Incerteza ronda o fim do Inovar-Auto

Programa termina dia 31, sem definição sobre o Rota 2030

28/12/2017 - 11:30 - Atualizado em 28/12/2017 - 14:49

Inovar cria competição no setor
(Fabio Braga/FolhaPress)

Com o fim do Programa de Incentivo à Inovação Tecnológica e Adensamento da Cadeia Produtiva de Veículos Automotores (Inovar-Auto), em 31 de dezembro, a expectativa cresce em relação aos rumos da indústria automotiva nacional. Pelo menos enquanto dura o impasse com o Rota 2030.

Lançado em setembro de 2012, o Inovar-Auto é o regime automotivo do Governo Brasileiro que tem como objetivo criar condições para o aumento de competitividade no setor, produzir veículos mais econômicos, investir na cadeia de fornecedores, engenharia, tecnologia, pesquisa e desenvolvimento. Ao ser lançado, o programa tinha data para terminar: 31 de dezembro de 2017.
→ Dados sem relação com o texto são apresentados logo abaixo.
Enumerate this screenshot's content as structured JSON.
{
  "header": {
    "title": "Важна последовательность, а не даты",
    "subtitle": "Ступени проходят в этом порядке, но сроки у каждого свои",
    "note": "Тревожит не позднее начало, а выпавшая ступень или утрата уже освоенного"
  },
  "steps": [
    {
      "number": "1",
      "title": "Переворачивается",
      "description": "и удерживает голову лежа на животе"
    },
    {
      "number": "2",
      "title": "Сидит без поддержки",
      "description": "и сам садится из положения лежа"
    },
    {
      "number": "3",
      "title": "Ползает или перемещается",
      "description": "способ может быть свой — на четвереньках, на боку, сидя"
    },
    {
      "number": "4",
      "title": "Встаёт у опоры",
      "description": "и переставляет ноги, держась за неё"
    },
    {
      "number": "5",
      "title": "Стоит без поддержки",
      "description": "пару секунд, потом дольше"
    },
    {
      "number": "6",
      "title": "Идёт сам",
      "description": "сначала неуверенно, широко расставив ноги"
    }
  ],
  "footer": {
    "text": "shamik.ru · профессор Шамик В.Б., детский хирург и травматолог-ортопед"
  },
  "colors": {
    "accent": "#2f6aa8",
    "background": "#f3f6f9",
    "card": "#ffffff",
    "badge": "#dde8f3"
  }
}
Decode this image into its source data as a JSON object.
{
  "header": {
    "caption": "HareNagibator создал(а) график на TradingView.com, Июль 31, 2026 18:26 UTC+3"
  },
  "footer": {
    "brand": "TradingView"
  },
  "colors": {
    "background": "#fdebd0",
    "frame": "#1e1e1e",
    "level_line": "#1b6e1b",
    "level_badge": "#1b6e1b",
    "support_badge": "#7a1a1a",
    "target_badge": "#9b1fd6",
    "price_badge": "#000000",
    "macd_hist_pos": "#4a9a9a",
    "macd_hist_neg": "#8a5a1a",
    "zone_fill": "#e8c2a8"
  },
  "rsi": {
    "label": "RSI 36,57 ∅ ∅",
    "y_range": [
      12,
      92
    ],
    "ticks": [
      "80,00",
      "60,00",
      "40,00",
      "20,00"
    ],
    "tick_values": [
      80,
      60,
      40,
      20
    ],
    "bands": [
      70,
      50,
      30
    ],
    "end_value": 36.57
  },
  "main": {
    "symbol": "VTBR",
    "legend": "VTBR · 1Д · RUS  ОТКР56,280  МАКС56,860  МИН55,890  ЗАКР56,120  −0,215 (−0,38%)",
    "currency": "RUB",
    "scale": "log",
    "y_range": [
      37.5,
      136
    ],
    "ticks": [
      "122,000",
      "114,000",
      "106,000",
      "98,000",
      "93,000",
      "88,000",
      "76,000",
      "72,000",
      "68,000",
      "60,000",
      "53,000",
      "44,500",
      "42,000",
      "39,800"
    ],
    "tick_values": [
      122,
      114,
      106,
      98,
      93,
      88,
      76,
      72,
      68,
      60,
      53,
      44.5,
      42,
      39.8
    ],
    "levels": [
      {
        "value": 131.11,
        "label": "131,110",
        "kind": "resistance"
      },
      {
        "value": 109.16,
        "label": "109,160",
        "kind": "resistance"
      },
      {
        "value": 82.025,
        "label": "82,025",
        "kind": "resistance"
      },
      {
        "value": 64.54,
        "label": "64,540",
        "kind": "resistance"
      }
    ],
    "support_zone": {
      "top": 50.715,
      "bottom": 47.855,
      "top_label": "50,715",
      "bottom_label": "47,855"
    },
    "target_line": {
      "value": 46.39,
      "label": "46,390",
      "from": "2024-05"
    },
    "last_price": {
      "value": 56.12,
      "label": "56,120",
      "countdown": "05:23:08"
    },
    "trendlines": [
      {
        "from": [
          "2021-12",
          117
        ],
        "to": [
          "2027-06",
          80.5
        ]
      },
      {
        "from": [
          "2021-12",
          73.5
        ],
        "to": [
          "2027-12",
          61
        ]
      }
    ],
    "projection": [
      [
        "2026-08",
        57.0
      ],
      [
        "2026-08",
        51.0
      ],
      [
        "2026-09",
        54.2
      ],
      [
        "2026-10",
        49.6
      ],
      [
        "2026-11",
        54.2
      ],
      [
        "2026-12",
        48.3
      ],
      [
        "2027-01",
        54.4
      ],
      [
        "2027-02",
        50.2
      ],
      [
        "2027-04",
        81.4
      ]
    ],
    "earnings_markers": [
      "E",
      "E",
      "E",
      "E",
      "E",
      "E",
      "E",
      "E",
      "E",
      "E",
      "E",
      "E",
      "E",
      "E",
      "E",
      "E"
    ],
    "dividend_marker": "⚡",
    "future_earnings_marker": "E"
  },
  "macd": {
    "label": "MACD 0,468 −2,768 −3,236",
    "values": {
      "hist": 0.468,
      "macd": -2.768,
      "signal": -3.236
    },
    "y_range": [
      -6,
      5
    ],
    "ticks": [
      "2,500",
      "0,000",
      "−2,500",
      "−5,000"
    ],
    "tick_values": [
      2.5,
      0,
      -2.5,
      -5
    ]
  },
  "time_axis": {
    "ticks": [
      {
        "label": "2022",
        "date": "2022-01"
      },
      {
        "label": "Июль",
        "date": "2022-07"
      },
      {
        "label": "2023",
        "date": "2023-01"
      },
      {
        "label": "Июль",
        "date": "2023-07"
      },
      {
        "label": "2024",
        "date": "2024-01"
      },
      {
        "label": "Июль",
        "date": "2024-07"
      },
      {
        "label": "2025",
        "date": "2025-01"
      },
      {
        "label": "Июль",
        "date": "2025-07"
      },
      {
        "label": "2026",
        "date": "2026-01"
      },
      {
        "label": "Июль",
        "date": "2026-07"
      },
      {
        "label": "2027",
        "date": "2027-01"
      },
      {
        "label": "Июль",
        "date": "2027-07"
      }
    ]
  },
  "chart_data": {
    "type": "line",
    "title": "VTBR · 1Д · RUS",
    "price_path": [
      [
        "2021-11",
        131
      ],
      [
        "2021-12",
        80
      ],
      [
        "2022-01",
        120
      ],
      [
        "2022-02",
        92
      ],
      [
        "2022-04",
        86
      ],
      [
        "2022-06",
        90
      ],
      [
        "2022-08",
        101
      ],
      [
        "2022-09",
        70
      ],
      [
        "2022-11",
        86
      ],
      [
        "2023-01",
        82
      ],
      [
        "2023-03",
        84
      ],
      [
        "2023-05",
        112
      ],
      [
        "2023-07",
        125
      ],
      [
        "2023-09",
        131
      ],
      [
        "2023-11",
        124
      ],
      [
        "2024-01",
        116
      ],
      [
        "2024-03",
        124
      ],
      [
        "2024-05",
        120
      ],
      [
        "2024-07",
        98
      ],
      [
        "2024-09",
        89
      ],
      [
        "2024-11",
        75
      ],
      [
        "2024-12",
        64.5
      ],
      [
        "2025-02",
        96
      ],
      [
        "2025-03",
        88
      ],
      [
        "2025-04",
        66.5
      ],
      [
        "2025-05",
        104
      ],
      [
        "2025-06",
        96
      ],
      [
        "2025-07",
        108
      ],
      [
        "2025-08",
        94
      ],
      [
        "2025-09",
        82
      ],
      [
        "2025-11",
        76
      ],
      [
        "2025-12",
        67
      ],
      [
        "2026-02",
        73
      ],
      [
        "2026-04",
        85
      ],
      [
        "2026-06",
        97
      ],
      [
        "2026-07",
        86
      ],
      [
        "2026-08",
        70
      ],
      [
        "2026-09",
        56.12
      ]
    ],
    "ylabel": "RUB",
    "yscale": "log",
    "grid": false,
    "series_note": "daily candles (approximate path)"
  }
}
Esta é a data mais aguardada pelas marcas que têm operações no Brasil, mas não ergueram planta industrial, casos de Volvo, Kia, Lifan e JAC Motors. Tudo porque um dos principais pontos do Inovar-Auto foi o estabelecimento de cotas de importação para as marcas sem fábrica no Brasil. 

Quem ficou somente como importadora tem uma cota anual de 4.800 unidades. Se ultrapassar esse limite, paga uma sobretaxa de 30%. Quem ergueu sua planta importa um número ilimatado de veículos por ano. pagando a alíquota normal de 35%. BMW, Mercedes-Benz, Jaguar Land Rover, Chery e Jeep agradeceram.

“Agora, cada um vende o que tiver competência para vender, não o que o Governo determina”, diz Sérgio Habib, presidente do Grupo SOHC, que engloba a JAC Motors. No Brasil desde 2011, a marca chinesa passou a maior parte do seu período de operações sob a custódia do Inovar-Auto.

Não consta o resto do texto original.